予兆は、3日前にすでにありました。弟夫婦の欠席が急遽決まってしまい、2人分の席が空席となってしまいます。この食事会の幹事役を務めるうちの父親、この事態に対しこんな決断を下します。
「まあ2人分の食事くらい、ほかの誰かが食べるだろう。予約はそのままにしとこう。」
ちなみに会場はお寺の近くの日本料理店です。某ホテルの最上階にある、比較的名の知れたお店です。そんなところでこのような狼藉を働こうというのですから、思わず苦笑まじりに
「余るくらい食事を出すなんて、中国流だね。」
とちょっとした皮肉を言ってやりました。食い意地の張ったうちの一家ならいざ知らず、親族の集まる席でそりゃないでしょ。それに、お店の格を考えたらちょっと考えられない決断ですよね。
さてさて、当日です。仕事が長引いて開始約1時間後に到着してみたら、ある意味で宴もたけなわでした。うちの母方の親戚は飲む人が少なくて(というか飲む人は比較的早死にしてしまい)、大騒ぎ、馬鹿騒ぎにはなりません。和やかな歓談風景です。われわれはそれで特に不満もなく楽しみます。

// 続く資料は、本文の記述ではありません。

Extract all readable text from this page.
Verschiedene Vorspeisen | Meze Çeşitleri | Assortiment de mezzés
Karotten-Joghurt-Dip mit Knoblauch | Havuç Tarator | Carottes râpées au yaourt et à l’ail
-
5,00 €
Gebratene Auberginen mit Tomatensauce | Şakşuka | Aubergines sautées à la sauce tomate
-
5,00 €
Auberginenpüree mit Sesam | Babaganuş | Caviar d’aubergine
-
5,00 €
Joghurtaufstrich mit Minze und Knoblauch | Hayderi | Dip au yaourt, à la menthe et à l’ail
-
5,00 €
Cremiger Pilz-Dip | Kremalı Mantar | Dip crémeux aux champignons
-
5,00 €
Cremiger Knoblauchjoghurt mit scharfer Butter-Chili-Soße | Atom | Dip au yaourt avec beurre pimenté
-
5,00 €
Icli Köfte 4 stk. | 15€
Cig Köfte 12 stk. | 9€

が、もしその光景をよくよく観察してみたら、少し異常なものに映ることでしょう。久々に会う親戚には「元気にしてた?」「今、何年生?」「早く結婚しないと」なんて話題が定番なのでしょうが、なぜかそんな会話はあまりありません。むしろ
「みよしの(広島の老舗の団子屋さんです)ってどこに移転したの?」
とか、
「大阪に旅行に行ったときに体調が悪くなって、有名なお好み焼き屋さんに行ったのに“ミニお好み焼き”しか食べられなかったのが悔しい!」
とか、そんな話ばっかりです。
ちなみに引き出物にはムッシムパネンの焼き菓子です。こちらを渡すときも親戚一同、
「あ、知ってる知ってる。よく自転車で買いに行く。」
「前、廿日市にあったでしょ。」
とまあ、そんな感じ。みなさん、情報通ですね……。
会話だけではありません。テーブルの少し向こう側に目を向けると、中学生になる従甥(いとこの息子さん)がご飯のお茶碗を追加で2人前押しつけられながらも、それをものともせずにぱくついています。「まだまだイケル」と頼もしいセリフつきで。
その姉、つまり従姪(いとこの娘さん)の席の前にはなぜか漬け物が5人前。しかもそれに大喜びしています。「へへっ、すまねぇな。」と(ある意味)今時の若い娘らしいセリフつきで。
仲間内や職場ではよく食べる方で通っている私ですが、母親に言わせれば「少食」にされてしまいます。私も職場でいただいた差し入れ(大判焼き)を1個食べた後に来ていて、ここでもお刺身を1人前余計に食べてるんですが……。
これまで、こんなに「食」に偏っているのはうちの家だけだと思っていました。まさか親戚一同こんなんだとは気づかなかったよ……。このままでは飽食の大罪により、一族郎党地獄行きは免れないので、せめて毎日の食事に感謝しながら今後も生きていくことにします。ごちそうさま。